We drew attention to a common usage in the gearing up of the time trains—that of making the relations of the wheels and pinions 8 to one and 7.5 to one; 7.5 × 8 = 60. So we find a like usage in our motion work, viz., 3 to one and 4 to one; 3 × 4 = 12. Say the cannon pinion has twelve teeth; then the minute wheel generally has 36, or three to one, and if the minute wheel pinion has 10, the hour wheel will have 40, or four to one. Of course, any numbers of wheels and pinions may be used to obtain the same result, so long as the teeth of the wheels multiplied together give a product which is twelve times that of the pinions multiplied together; but three and four to one have been settled upon, just as the usage in the train became fixed, and for the same reasons; that is, these proportions take up the least room and may be made with the least material. Also, the pinion with the greatest number of teeth, being the larger, is usually selected as the cannon pinion, as it gives more room to be bored out to receive the cannon, or pipe.
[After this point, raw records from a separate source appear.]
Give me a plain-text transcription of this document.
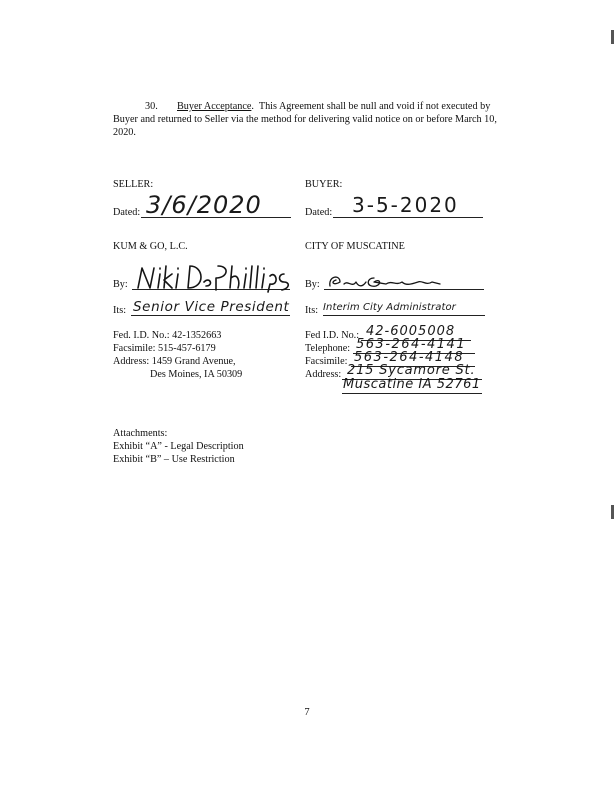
30. Buyer Acceptance.  This Agreement shall be null and void if not executed by Buyer and returned to Seller via the method for delivering valid notice on or before March 10, 2020.
SELLER:
Dated: 3/6/2020
KUM & GO, L.C.
By:
Its: Senior Vice President
Fed. I.D. No.: 42-1352663
Facsimile: 515-457-6179
Address: 1459 Grand Avenue,
Des Moines, IA 50309
BUYER:
Dated: 3-5-2020
CITY OF MUSCATINE
By:
Its: Interim City Administrator
Fed I.D. No.: 42-6005008
Telephone: 563-264-4141
Facsimile: 563-264-4148
Address: 215 Sycamore St.
Muscatine IA 52761
Attachments:
Exhibit “A” - Legal Description
Exhibit “B” – Use Restriction
7
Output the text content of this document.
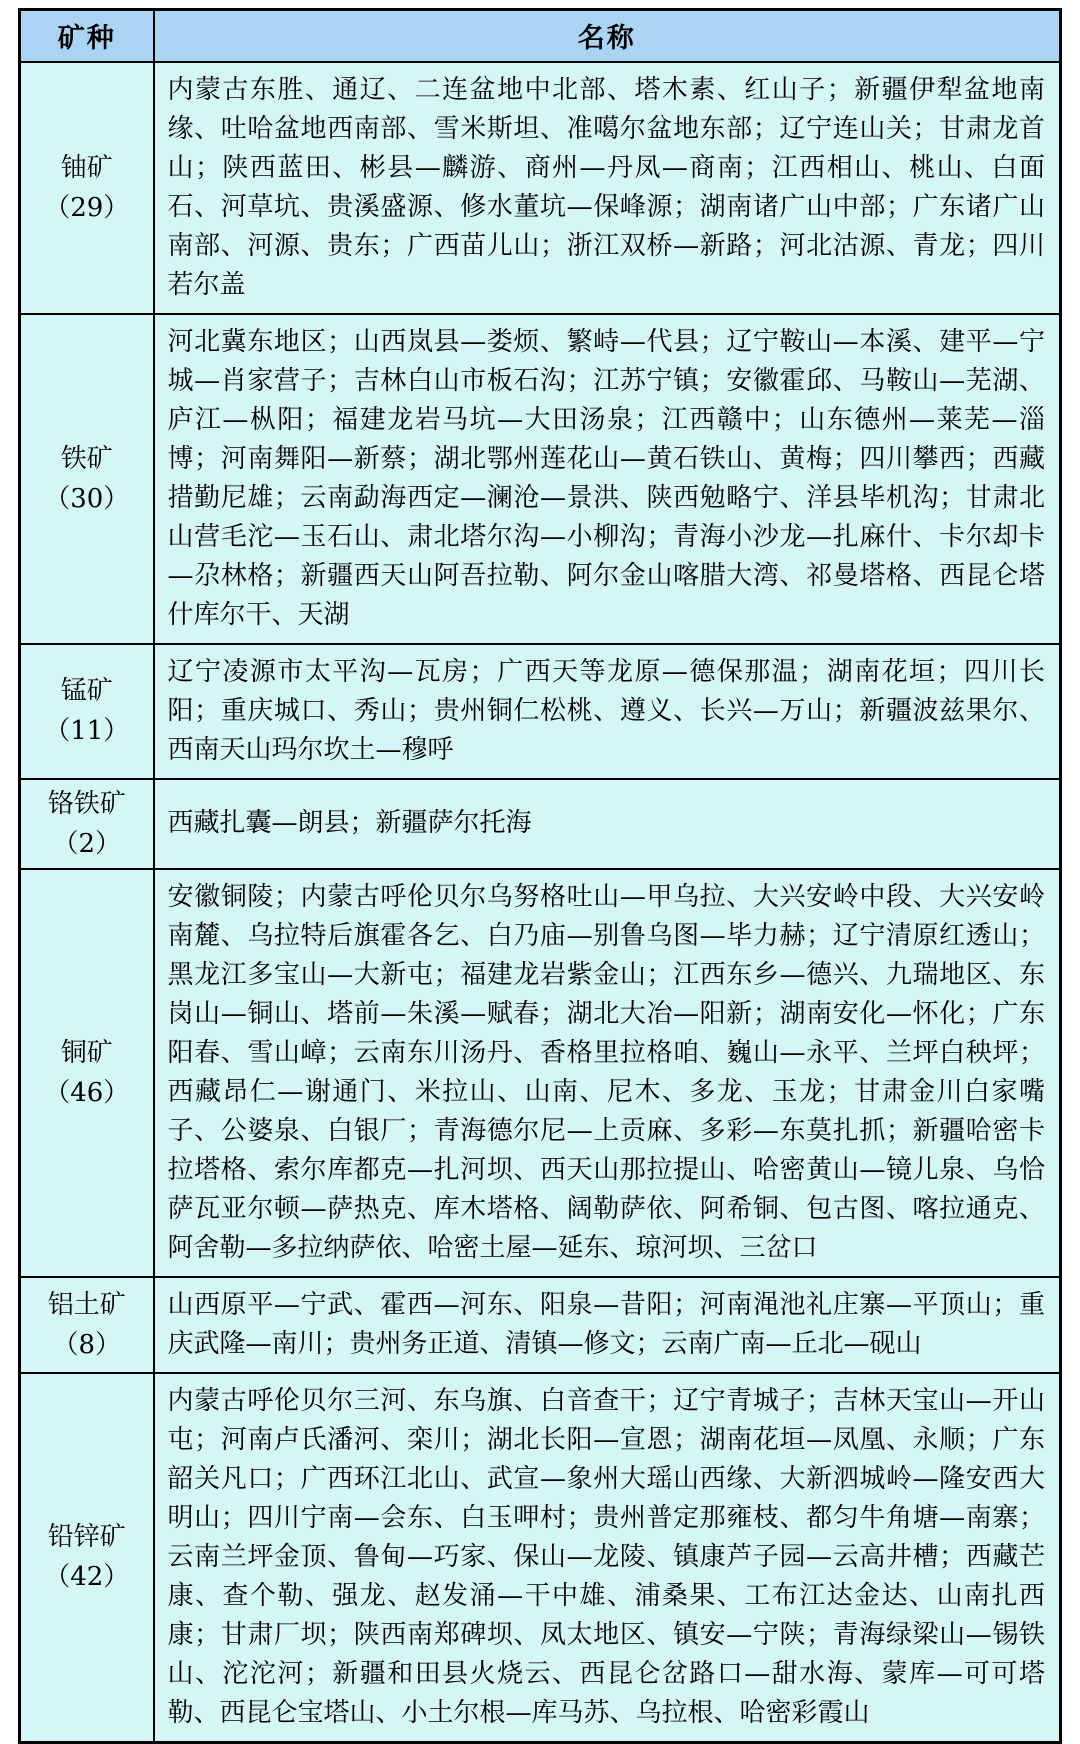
矿种	名称

铀矿
（29）	内蒙古东胜、通辽、二连盆地中北部、塔木素、红山子；新疆伊犁盆地南缘、吐哈盆地西南部、雪米斯坦、准噶尔盆地东部；辽宁连山关；甘肃龙首山；陕西蓝田、彬县—麟游、商州—丹凤—商南；江西相山、桃山、白面石、河草坑、贵溪盛源、修水董坑—保峰源；湖南诸广山中部；广东诸广山南部、河源、贵东；广西苗儿山；浙江双桥—新路；河北沽源、青龙；四川若尔盖

铁矿
（30）	河北冀东地区；山西岚县—娄烦、繁峙—代县；辽宁鞍山—本溪、建平—宁城—肖家营子；吉林白山市板石沟；江苏宁镇；安徽霍邱、马鞍山—芜湖、庐江—枞阳；福建龙岩马坑—大田汤泉；江西赣中；山东德州—莱芜—淄博；河南舞阳—新蔡；湖北鄂州莲花山—黄石铁山、黄梅；四川攀西；西藏措勤尼雄；云南勐海西定—澜沧—景洪、陕西勉略宁、洋县毕机沟；甘肃北山营毛沱—玉石山、肃北塔尔沟—小柳沟；青海小沙龙—扎麻什、卡尔却卡—尕林格；新疆西天山阿吾拉勒、阿尔金山喀腊大湾、祁曼塔格、西昆仑塔什库尔干、天湖

锰矿
（11）	辽宁凌源市太平沟—瓦房；广西天等龙原—德保那温；湖南花垣；四川长阳；重庆城口、秀山；贵州铜仁松桃、遵义、长兴—万山；新疆波兹果尔、西南天山玛尔坎土—穆呼

铬铁矿
（2）	西藏扎囊—朗县；新疆萨尔托海

铜矿
（46）	安徽铜陵；内蒙古呼伦贝尔乌努格吐山—甲乌拉、大兴安岭中段、大兴安岭南麓、乌拉特后旗霍各乞、白乃庙—别鲁乌图—毕力赫；辽宁清原红透山；黑龙江多宝山—大新屯；福建龙岩紫金山；江西东乡—德兴、九瑞地区、东岗山—铜山、塔前—朱溪—赋春；湖北大冶—阳新；湖南安化—怀化；广东阳春、雪山嶂；云南东川汤丹、香格里拉格咱、巍山—永平、兰坪白秧坪；西藏昂仁—谢通门、米拉山、山南、尼木、多龙、玉龙；甘肃金川白家嘴子、公婆泉、白银厂；青海德尔尼—上贡麻、多彩—东莫扎抓；新疆哈密卡拉塔格、索尔库都克—扎河坝、西天山那拉提山、哈密黄山—镜儿泉、乌恰萨瓦亚尔顿—萨热克、库木塔格、阔勒萨依、阿希铜、包古图、喀拉通克、阿舍勒—多拉纳萨依、哈密土屋—延东、琼河坝、三岔口

铝土矿
（8）	山西原平—宁武、霍西—河东、阳泉—昔阳；河南渑池礼庄寨—平顶山；重庆武隆—南川；贵州务正道、清镇—修文；云南广南—丘北—砚山

铅锌矿
（42）	内蒙古呼伦贝尔三河、东乌旗、白音查干；辽宁青城子；吉林天宝山—开山屯；河南卢氏潘河、栾川；湖北长阳—宣恩；湖南花垣—凤凰、永顺；广东韶关凡口；广西环江北山、武宣—象州大瑶山西缘、大新泗城岭—隆安西大明山；四川宁南—会东、白玉呷村；贵州普定那雍枝、都匀牛角塘—南寨；云南兰坪金顶、鲁甸—巧家、保山—龙陵、镇康芦子园—云高井槽；西藏芒康、查个勒、强龙、赵发涌—干中雄、浦桑果、工布江达金达、山南扎西康；甘肃厂坝；陕西南郑碑坝、凤太地区、镇安—宁陕；青海绿梁山—锡铁山、沱沱河；新疆和田县火烧云、西昆仑岔路口—甜水海、蒙库—可可塔勒、西昆仑宝塔山、小土尔根—库马苏、乌拉根、哈密彩霞山
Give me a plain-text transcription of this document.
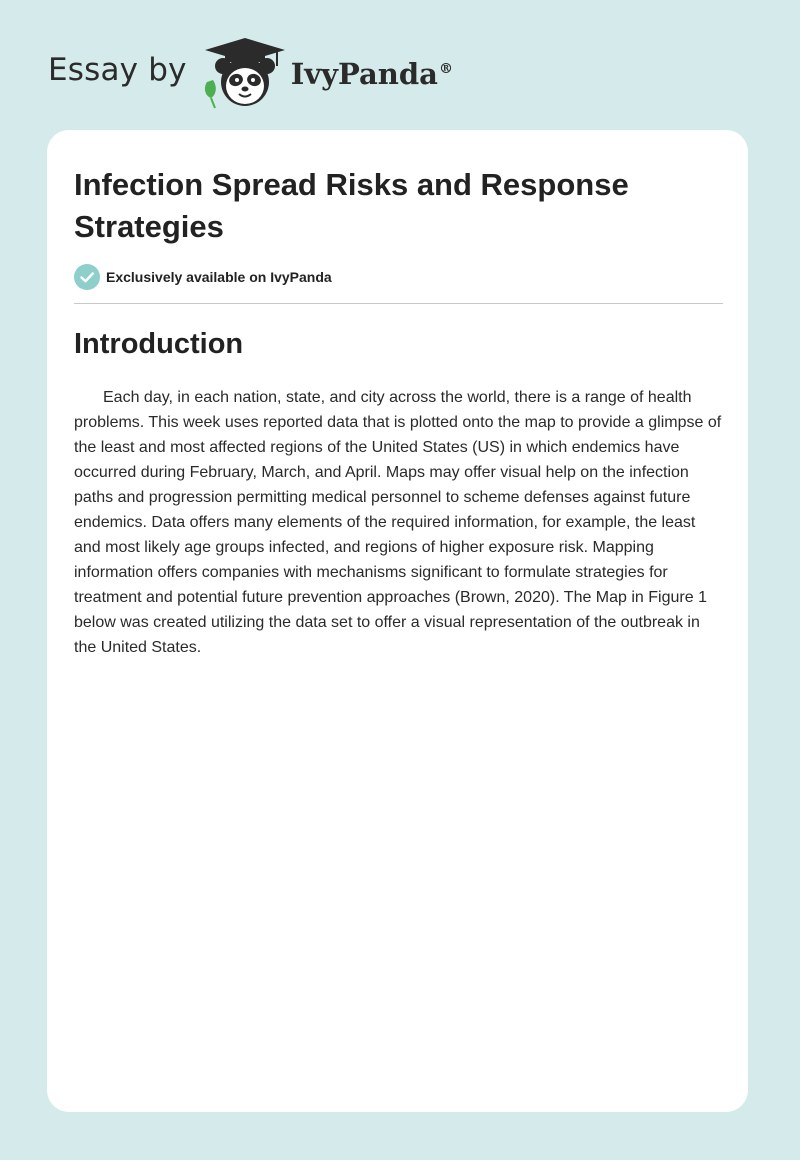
Essay by	IvyPanda®
Infection Spread Risks and Response Strategies
Exclusively available on IvyPanda
Introduction

Each day, in each nation, state, and city across the world, there is a range of health problems. This week uses reported data that is plotted onto the map to provide a glimpse of the least and most affected regions of the United States (US) in which endemics have occurred during February, March, and April. Maps may offer visual help on the infection paths and progression permitting medical personnel to scheme defenses against future endemics. Data offers many elements of the required information, for example, the least and most likely age groups infected, and regions of higher exposure risk. Mapping information offers companies with mechanisms significant to formulate strategies for treatment and potential future prevention approaches (Brown, 2020). The Map in Figure 1 below was created utilizing the data set to offer a visual representation of the outbreak in the United States.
If placed outside the clock plate, the minute wheel and pinion revolve on a stud in the clock plate; but if placed between the frames, they are mounted on arbors like the other wheels. The method of mounting is merely a matter of convenience in the arrangement of the train and is varied according to the amount of room in the movement, or convenience in assembling the movement at the factory, little attention being paid to other considerations.
Fig. 89.Fig. 90.
The cannon pinion is loose on the center arbor and behind it is a spring, called the center spring, or “friction,” [Figs. 89 and 90], which is a disc that is squared on the arbor at its center and presses at three points on its outer edge against the side of the cannon pinion; or it may be two or three coils of brass wire. This center spring thus produces friction enough on the cannon to drive it and the hour hand, while permitting the hands to be turned backward or forward without interfering with the train. In French mantel clocks the center spring is dispensed with and a portion of the pipe is thinned and pressed in so as to produce a friction between the pipe and the center arbor which is sufficient to drive the hands; this is similar to the friction of the cannon pinion in a watch.
Fig. 91.
In some old English house clocks with snail strike, the cannon pinion and minute wheel have the same number of teeth for convenience in letting off the striking work by means of the minute wheel, which thus turns once in an hour. Where this is the case the hour wheel and its pinion bear a proportion to each other of twelve to one; usually there is a pinion of six leaves engaging a wheel of 72 teeth, or seven and eighty-four are sometimes found.
In tower clocks, where the striking is not discharged by the motion work, the cannon pinion is tight on its arbor and the motion work is similar to that of watches. [See Fig. 91].